Я сделала еще несколько затяжек, фоткая результат переплетения ночного городского освещения и чудных фигур, создаваемых дымом, и на краткий момент вернулось мое обычное спокойно-созерцательное настроение. Но продлилось оно не долго. Стоило Сазану обнять меня, по привычке, за плечи, скорее уж наваливаясь по-пацански, нежели поддерживая как девчонку, мне в спину будто порывом ветра ледяного ударило. От неожиданности я даже вывернулась из захвата друга, оглядываясь. Парковка практически опустела, и только на самом ее дальнем конце, почти полностью погруженном во тьму, стоял здоровенный внедорожник. Прищурившись, я едва смогла разглядеть явно мужскую крупную фигуру, прислонившуюся к боку тачки. Вот оттуда, казалось, и перло этим злобным холодом. Хотя… Похоже, у меня уже хреновы глюки на нервной почве. На почве внезапно открывшегося недотраха. А все этот котоволк – урод и гондон сраный! Вот жила я себе и горя не знала, так, какие-то смутно-непонятные желания в котелке варились, особенно по пьяни. Но не такая же вот безумная херота.
– Пойдем, Лимонк! – увлек меня в сторону дома Сазан. – Холодно тут – пипец. У меня уже яйца окоченели!
По дороге к дому я, по своему обыкновению, щелкала все подряд: чужие окна и обрывки жизни за ними, сверкающие из темноты глазищи бродячих котов, дворняг, что устроили почти уютное лежбище-укрытие под балконом первого этажа от начавшего накрапывать мелкого противного дождя. Отражение световых бликов на намокающих под ним поверхностях вокруг. И пару раз все же обернулась, чтобы сверкнуть вспышкой в словно крадущуюся позади темноту, посылавшую не желающие отстать мурашки в спину.
– Да чего ты вертишься? – практически возмутился Сазан, разворачиваясь и всматриваясь. – Я место нашел в автомастерской, слышала хоть меня?
У парня с самых юных лет были золотые руки и мозги, заточенные под всякую технику. Когда нам было по одиннадцать, Сазан сагитировал нас прополоть огород бабе Софе, чтобы немного заработать, и купил у соседа дяди Лехи сломанную бензопилу «Дружба», которую тот хотел сдать в металлолом и затариться самогонкой. А через полгода мы рассекали по деревне на почти настоящем карте, который друг собрал в сарае, использовав перебранный движок пилы и всякий никому не нужный хлам.
– Ух, ты! Это же супер! – порадовалась я за него.
– Пока только на испытательный берут, типа присмотреться.

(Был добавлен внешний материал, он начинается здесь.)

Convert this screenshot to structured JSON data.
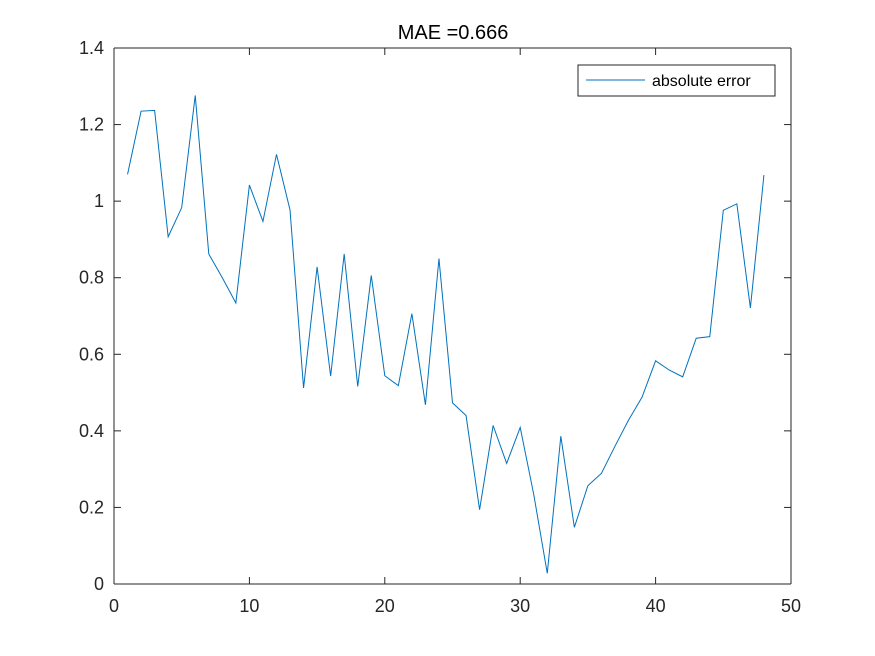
{
  "chart_data": {
    "type": "line",
    "title": "MAE =0.666",
    "xlabel": "",
    "ylabel": "",
    "xlim": [
      0,
      50
    ],
    "ylim": [
      0,
      1.4
    ],
    "xticks": [
      0,
      10,
      20,
      30,
      40,
      50
    ],
    "yticks": [
      0,
      0.2,
      0.4,
      0.6,
      0.8,
      1,
      1.2,
      1.4
    ],
    "xtick_labels": [
      "0",
      "10",
      "20",
      "30",
      "40",
      "50"
    ],
    "ytick_labels": [
      "0",
      "0.2",
      "0.4",
      "0.6",
      "0.8",
      "1",
      "1.2",
      "1.4"
    ],
    "grid": false,
    "legend_position": "top-right",
    "series": [
      {
        "name": "absolute error",
        "color": "#0072BD",
        "x": [
          1,
          2,
          3,
          4,
          5,
          6,
          7,
          8,
          9,
          10,
          11,
          12,
          13,
          14,
          15,
          16,
          17,
          18,
          19,
          20,
          21,
          22,
          23,
          24,
          25,
          26,
          27,
          28,
          29,
          30,
          31,
          32,
          33,
          34,
          35,
          36,
          37,
          38,
          39,
          40,
          41,
          42,
          43,
          44,
          45,
          46,
          47,
          48
        ],
        "values": [
          1.07,
          1.235,
          1.237,
          0.907,
          0.983,
          1.276,
          0.862,
          0.8,
          0.734,
          1.042,
          0.947,
          1.122,
          0.977,
          0.512,
          0.828,
          0.543,
          0.862,
          0.516,
          0.806,
          0.544,
          0.518,
          0.706,
          0.468,
          0.85,
          0.473,
          0.44,
          0.194,
          0.414,
          0.315,
          0.409,
          0.234,
          0.028,
          0.386,
          0.148,
          0.257,
          0.289,
          0.36,
          0.428,
          0.488,
          0.583,
          0.559,
          0.541,
          0.642,
          0.646,
          0.976,
          0.993,
          0.721,
          1.068
        ]
      }
    ]
  }
}
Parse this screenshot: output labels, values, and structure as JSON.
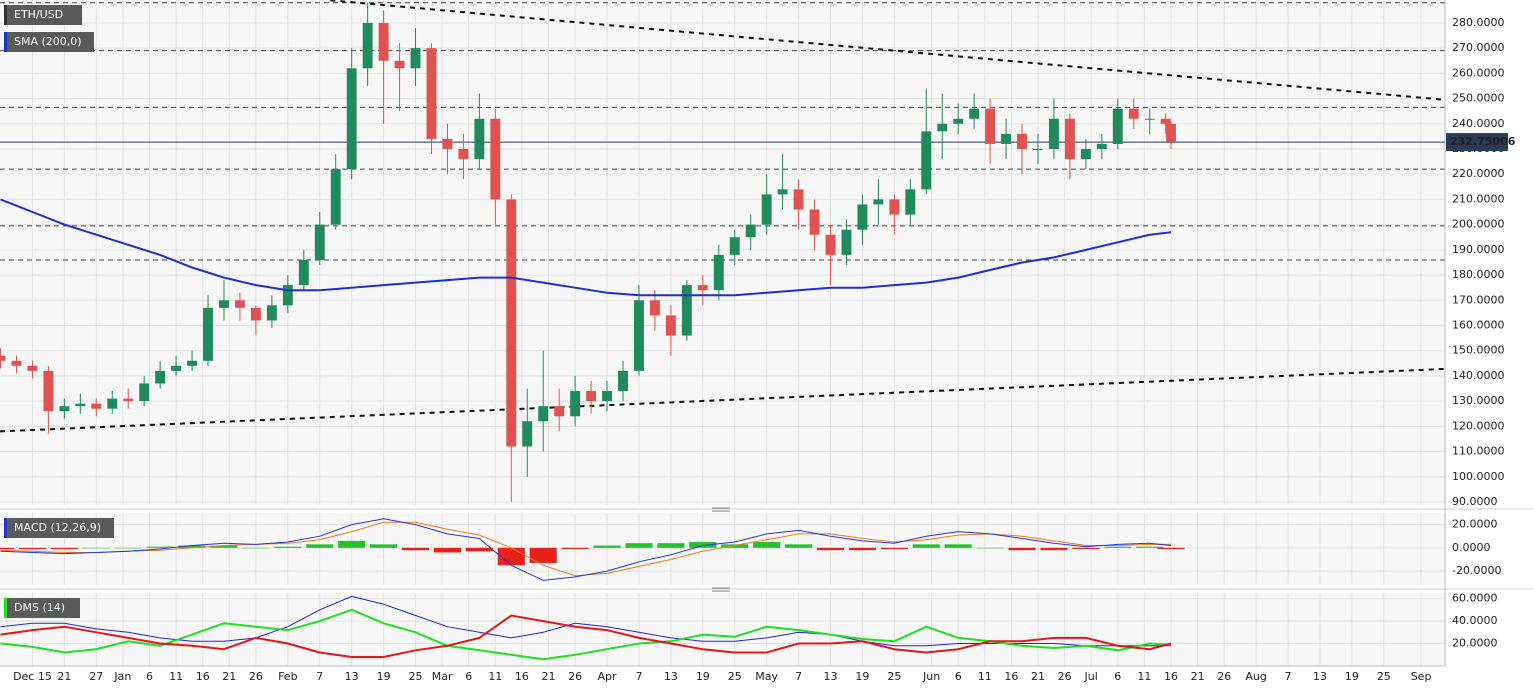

– Да они, как поймут, кто к ним попал, в ногах у тебя валяться будут, чтобы остался! – нисколько не кривя душой, заверила его.
– Ну уж прям… – пробубнел смущенно и довольно Сазан и вздохнул: – Вот и чего я раньше не пошел?
– Это мы тебя с панталыку сбивали.
– Ой, типа, вы меня силком херней страдать заставляли! – отмахнулся друг. – Ты мне лучше расскажи все-таки, что с тобой творится, Айка. Сколько же в себе носить будешь?
– Ну ты опять! – закатила я глаза.
– Снова.
– Да все со мной хорошо! Клянусь. – Я ускорила шаги и втянула голову в плечи, прячась от усиливающегося дождя и от его пристального взгляда.
– Поэтому ты ночами мечешься, горячая да потная? Стонешь и зубами скрипишь?
На несколько секунд я задумалась, могу ли ему доверить все как есть. Что день за днем и ночь за ночью меня изводят сны, видения наяву, яркие, как вспышки, мгновенные картинки, и в каждой мой разнузданный трах с нашим захватчиком. С тем, кто унизил, обошелся с нами как с дерьмом, пусть мы где-то подобное и заслужили.
Но нет. Такого никто из парней не поймет и через миллион лет. Это просто невозможно.
– Да глисты у меня, вот и скриплю! – нарочито беспечно хохотнула я и перешла уже на бег, спасаясь от правды.